3....and lest we forget the obscenity of classifying someone as "Native-American", "American
Indian" or "1st Nation" who is 1/256th "Indian".
So while you make many race-ripe "observations", I would suggest you look at a clown like
Ryan for the intellectually-limited, culturally-ignorant, provincial and embarrassing, midwestern buffoon that he is.
He (very sadly) has forgotten his own history of poverty, familial dysfunction and personal
suffering which is REALLY where his character flaws come from, NOT from his racial
background....NOT AT ALL!
Recommended 0 times

[new]
Ebro
Mar 17 02:19:57 AM
I don't know if this has been said, too many
comments to read, but the pre-Vatican II catholic church had some serious strikes against it.
Most of all, they preached against democracy. And secondly, while many in this country don't
consider this a strike, but I do not see the fun or any other reason for drunkeness. The crime
rate actually went up with catholic immigration as a result of their lax alcohol policies. It
therefore doesn't surprise me that people thought they couldn't (or shouldn't) assimilate. Bigots
can persecute each other, you know.
Recommended 0 times

[new]
Tigger Too
Mar 17 03:12:05 AM
Hey, give Ryan some credit...

After racist intellectual Republican Rep.

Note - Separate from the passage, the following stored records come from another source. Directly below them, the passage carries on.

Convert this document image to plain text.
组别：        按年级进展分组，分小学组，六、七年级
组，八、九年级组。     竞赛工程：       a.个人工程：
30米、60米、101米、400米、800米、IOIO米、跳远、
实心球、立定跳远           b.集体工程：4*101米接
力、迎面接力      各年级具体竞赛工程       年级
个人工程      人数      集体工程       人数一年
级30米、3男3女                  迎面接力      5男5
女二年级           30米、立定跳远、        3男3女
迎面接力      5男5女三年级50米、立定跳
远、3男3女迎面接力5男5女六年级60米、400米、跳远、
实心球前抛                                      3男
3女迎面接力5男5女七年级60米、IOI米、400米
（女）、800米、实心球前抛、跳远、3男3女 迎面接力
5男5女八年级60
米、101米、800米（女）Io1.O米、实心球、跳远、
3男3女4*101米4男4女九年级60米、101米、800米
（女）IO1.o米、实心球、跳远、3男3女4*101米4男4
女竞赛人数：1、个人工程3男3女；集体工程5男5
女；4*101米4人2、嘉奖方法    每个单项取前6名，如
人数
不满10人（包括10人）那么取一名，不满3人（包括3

Paul Ryan made his racist comments at the recent
racist CPAC meeting, he's since gone on record as saying that his racist remarks weren't really
meant to sound racist. So, he's cleared up that misunderstanding about racism, right? RIGHT?
Recommended 0 times

[new]
mmmjvpssm
Mar 17 11:29:47 AM
This is actually a step forward for the cons
Sad but it is. Back in 2012 Newt Gingrich said that inner city people were all criminals. Now
they're just lazy, which isn't as bad as being criminals so at least the cons are moving in the
right direction.
Recommended 0 times

[new]
AkronLibertarian
Mar 17 05:58:36 PM
Wait, what?
So poor people receiving government benefits to the extent that they no longer would be
considered poor should, for the purpose of counting the poor, be considered poor?
Here's an idea, how about we all agree to quit moving the fucking goalposts. The poorest 10%
in the United States actually are in the top 80% in the world. What used to be arguments about
poverty are now navel-gazing contests about "income inequality". Why not focus on matters of
real importance, like the global economy as a whole, the climate, and government barriers to
freedom.
Oh, right, those don't get you hard-ons electing fucking wife-beating tools (who,
coincidentally, will never be mentioned as part of the "war on women").

Recommended 0 times

[new]
okpkpkp
Mar 18 09:06:00 PM
With a name like
Kevin Fitzpatrick, I blend right in. But my forehead hair IS NOT like Paulie's, thank gaud. He
a a racist and I detest and abhor him.